I grew up in a pub restaurant with my parents and my brother. I loved real ale, and the whole buzz of a successful pub and restaurant. Wine seemed to be a natural progression – a step up in complexity and subtlety. Having decided to leave the Royal Air Force in 1991, where I was training to be a fighter pilot, I found the idea of doing something so soulful, different and opposite highly intoxicating.

Learning another language (French), and living in another country and culture was a far cry from studying material sciences and engineering at Salford, or pure chemistry at Manchester. It certainly felt different to learning about bombs and guns. It wasn’t just a departure, it was a new beginning.

You recently teamed up with chef Tom Kerridge to host the BBC’s Food and Drink – how did you find the experience?

The whole experience was a pleasure, albeit a hard-working one. The hours are unsociable, the work is poorly paid, and the environment is tiring and uncomfortable. However every night Tom would leave the studio around midnight, drive to one of his sites and check on his staff, before going home, then get up for a swim before being back in the studio for 7am. I live six miles from the studio and I felt so exhausted.

I would often find the same taxi driver downstairs asleep, ready to take me back to studio the next day, but Tom was usually already in the studio after his 100-mile round trip each morning. There’s a man wedded to his cause. He is a great cook, a doting husband, and the nicest, most patient, polite and kind chef I’ve ever worked with on TV, with the possible exception of my dear friend Paul Rankin.

How can the trade improve the way it talks to consumers about wine?

That’s easy. Don’t patronise them. Don’t ‘educate’ them. Give as many reasons as you can to make them want to know, and they will find out for themselves. My best friend Nick Dymoke-Marr made me read a book once called The Cluetrain Manifesto. It was a profound re-evaluation of the way corporations should look at their customers through social media and how web communities were going to be the decision makers of the future.
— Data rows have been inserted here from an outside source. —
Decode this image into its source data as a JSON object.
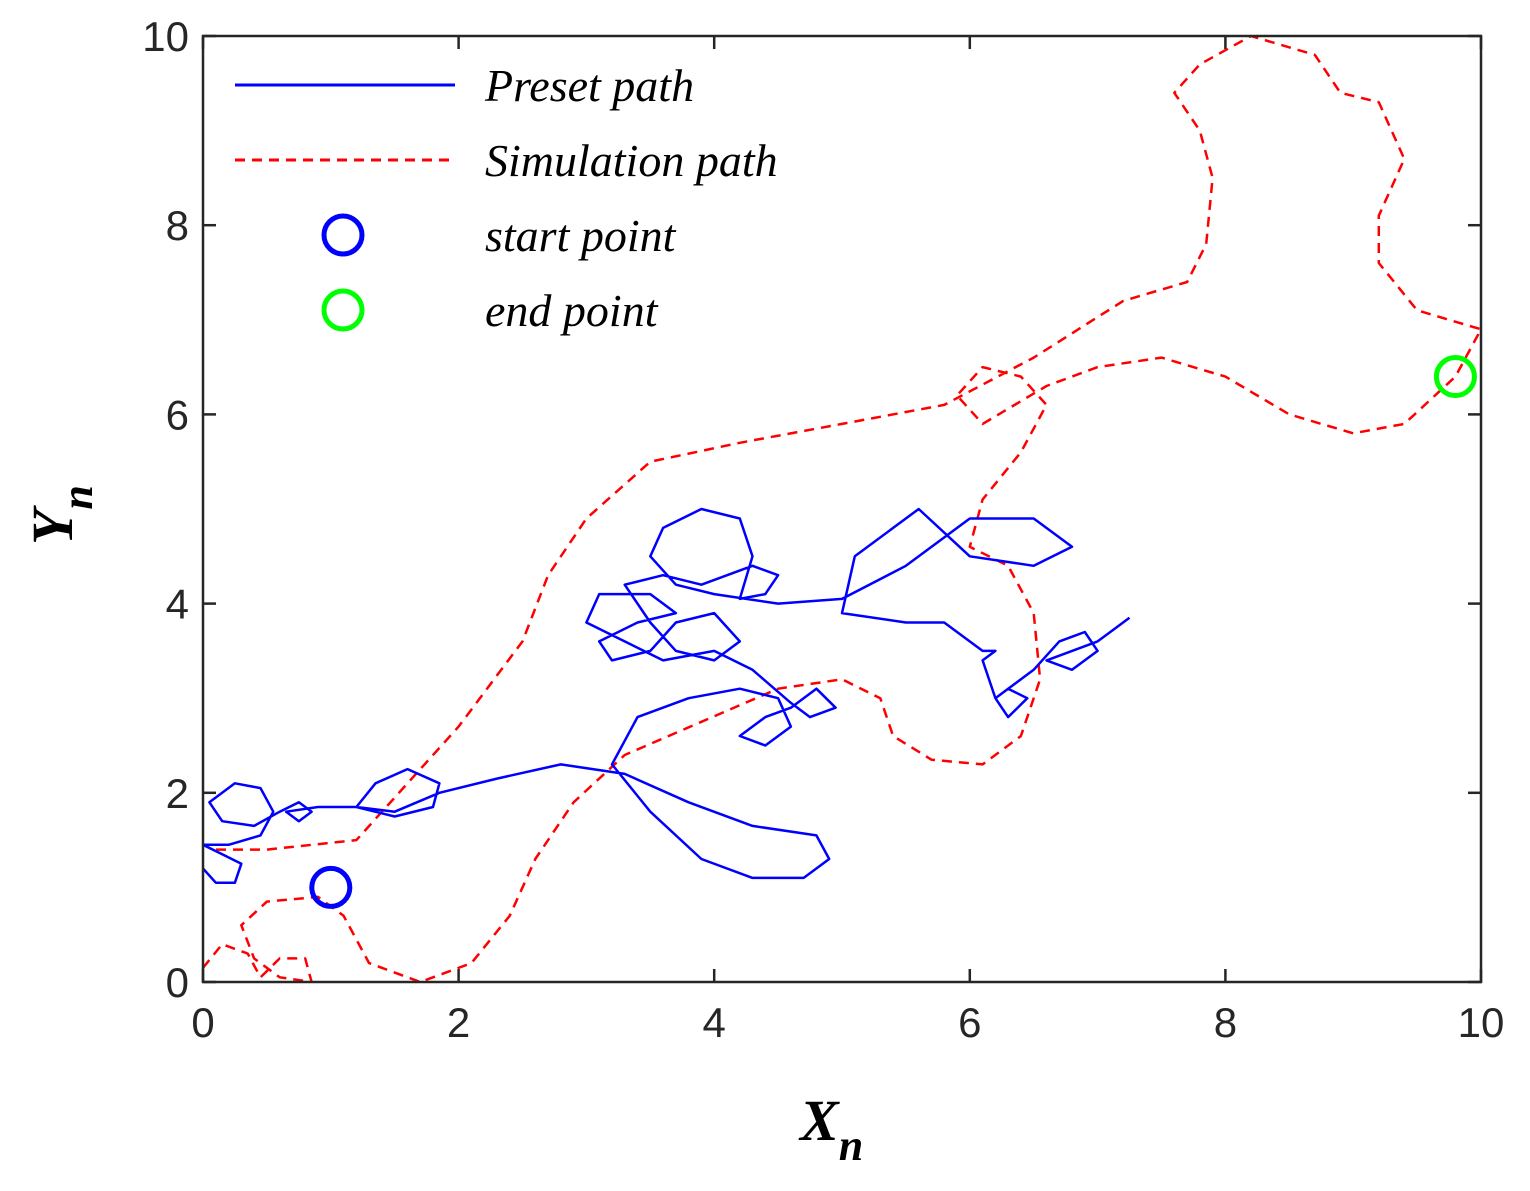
{
  "chart_data": {
    "type": "line",
    "xlabel": "X",
    "xlabel_subscript": "n",
    "ylabel": "Y",
    "ylabel_subscript": "n",
    "xlim": [
      0,
      10
    ],
    "ylim": [
      0,
      10
    ],
    "xticks": [
      0,
      2,
      4,
      6,
      8,
      10
    ],
    "yticks": [
      0,
      2,
      4,
      6,
      8,
      10
    ],
    "grid": false,
    "legend": "upper left",
    "series": [
      {
        "name": "Preset path",
        "color": "#0000ff",
        "style": "solid",
        "x": [
          0.0,
          0.1,
          0.25,
          0.3,
          0.15,
          0.0,
          0.2,
          0.45,
          0.55,
          0.45,
          0.25,
          0.05,
          0.15,
          0.4,
          0.6,
          0.75,
          0.85,
          0.75,
          0.65,
          0.9,
          1.2,
          1.5,
          1.8,
          1.85,
          1.6,
          1.35,
          1.2,
          1.5,
          1.85,
          2.3,
          2.8,
          3.3,
          3.8,
          4.3,
          4.8,
          4.9,
          4.7,
          4.3,
          3.9,
          3.5,
          3.2,
          3.4,
          3.8,
          4.2,
          4.5,
          4.6,
          4.4,
          4.2,
          4.4,
          4.6,
          4.8,
          4.95,
          4.75,
          4.6,
          4.3,
          4.0,
          3.6,
          3.3,
          3.0,
          3.1,
          3.5,
          3.7,
          3.4,
          3.1,
          3.2,
          3.5,
          3.7,
          4.0,
          4.2,
          4.0,
          3.7,
          3.5,
          3.3,
          3.6,
          3.9,
          4.3,
          4.5,
          4.4,
          4.2,
          4.3,
          4.2,
          3.9,
          3.6,
          3.5,
          3.7,
          4.0,
          4.5,
          5.0,
          5.5,
          6.0,
          6.5,
          6.8,
          6.5,
          6.0,
          5.6,
          5.1,
          5.0,
          5.5,
          5.8,
          6.1,
          6.2,
          6.1,
          6.2,
          6.3,
          6.45,
          6.3,
          6.2,
          6.5,
          6.7,
          6.9,
          7.0,
          6.8,
          6.6,
          7.0,
          7.25
        ],
        "y": [
          1.2,
          1.05,
          1.05,
          1.25,
          1.35,
          1.45,
          1.45,
          1.55,
          1.8,
          2.05,
          2.1,
          1.9,
          1.7,
          1.65,
          1.8,
          1.9,
          1.8,
          1.7,
          1.8,
          1.85,
          1.85,
          1.75,
          1.85,
          2.1,
          2.25,
          2.1,
          1.85,
          1.8,
          2.0,
          2.15,
          2.3,
          2.2,
          1.9,
          1.65,
          1.55,
          1.3,
          1.1,
          1.1,
          1.3,
          1.8,
          2.3,
          2.8,
          3.0,
          3.1,
          3.0,
          2.7,
          2.5,
          2.6,
          2.8,
          2.9,
          3.1,
          2.9,
          2.8,
          2.95,
          3.3,
          3.5,
          3.4,
          3.6,
          3.8,
          4.1,
          4.1,
          3.9,
          3.8,
          3.6,
          3.4,
          3.5,
          3.8,
          3.9,
          3.6,
          3.4,
          3.5,
          3.8,
          4.2,
          4.3,
          4.2,
          4.4,
          4.3,
          4.1,
          4.05,
          4.5,
          4.9,
          5.0,
          4.8,
          4.5,
          4.2,
          4.1,
          4.0,
          4.05,
          4.4,
          4.9,
          4.9,
          4.6,
          4.4,
          4.5,
          5.0,
          4.5,
          3.9,
          3.8,
          3.8,
          3.5,
          3.5,
          3.4,
          3.0,
          2.8,
          3.0,
          3.1,
          3.0,
          3.3,
          3.6,
          3.7,
          3.5,
          3.3,
          3.4,
          3.6,
          3.85
        ]
      },
      {
        "name": "Simulation path",
        "color": "#ff0000",
        "style": "dashed",
        "x": [
          0.0,
          0.15,
          0.35,
          0.45,
          0.6,
          0.8,
          0.85,
          0.6,
          0.4,
          0.3,
          0.5,
          0.9,
          1.1,
          1.3,
          1.7,
          2.1,
          2.4,
          2.6,
          2.9,
          3.3,
          3.9,
          4.5,
          5.0,
          5.3,
          5.4,
          5.7,
          6.1,
          6.4,
          6.55,
          6.5,
          6.3,
          6.0,
          6.1,
          6.4,
          6.6,
          6.4,
          6.1,
          5.9,
          6.1,
          6.6,
          7.0,
          7.5,
          8.0,
          8.5,
          9.0,
          9.4,
          9.8,
          10.0,
          9.5,
          9.2,
          9.2,
          9.4,
          9.2,
          8.9,
          8.7,
          8.2,
          7.8,
          7.6,
          7.8,
          7.9,
          7.85,
          7.7,
          7.2,
          6.5,
          5.8,
          5.0,
          4.2,
          3.5,
          3.0,
          2.7,
          2.5,
          2.0,
          1.2,
          0.5,
          0.1
        ],
        "y": [
          0.15,
          0.4,
          0.3,
          0.05,
          0.25,
          0.25,
          0.0,
          0.05,
          0.25,
          0.6,
          0.85,
          0.9,
          0.7,
          0.2,
          0.0,
          0.2,
          0.7,
          1.3,
          1.9,
          2.4,
          2.75,
          3.1,
          3.2,
          3.0,
          2.6,
          2.35,
          2.3,
          2.6,
          3.2,
          3.9,
          4.4,
          4.6,
          5.1,
          5.6,
          6.1,
          6.4,
          6.5,
          6.2,
          5.9,
          6.3,
          6.5,
          6.6,
          6.4,
          6.0,
          5.8,
          5.9,
          6.4,
          6.9,
          7.1,
          7.6,
          8.1,
          8.7,
          9.3,
          9.4,
          9.8,
          10.0,
          9.7,
          9.4,
          9.0,
          8.5,
          7.8,
          7.4,
          7.2,
          6.6,
          6.1,
          5.9,
          5.7,
          5.5,
          4.9,
          4.3,
          3.6,
          2.7,
          1.5,
          1.4,
          1.4
        ]
      },
      {
        "name": "start point",
        "color": "#0000ff",
        "marker": "circle",
        "x": [
          1.0
        ],
        "y": [
          1.0
        ]
      },
      {
        "name": "end point",
        "color": "#00ff00",
        "marker": "circle",
        "x": [
          9.8
        ],
        "y": [
          6.4
        ]
      }
    ]
  }
}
With the youth of today having grown up with web 2.0, they are much more marketing-aware than we ever were. Teenagers watch compilations of advertisements for fun. They judge everything. So, always assume that your audience is at least as clever as you, and don’t lie to them. Ever.

Are there any regions or styles that we should be re-evaluating at the moment?

Sherry and Port wines and dessert wines. Sherry and Port because they take time to make, and if we don’t support them now, the companies that make them will suffer years down the line, when everybody eventually decides that they were wrong. Dessert wines because they WILL come back into fashion. Everybody loves them, or claims to, but they don’t get off their arses and buy them. Dessert wines and their drinkers are like two pandas in a cage – they need a shove in the right direction.

Any other projects we should know about?

Let’s just say that I will be in charge of camera and content from now on. Also, you will be seeing a lot more wine blends from me, from places that you least expect.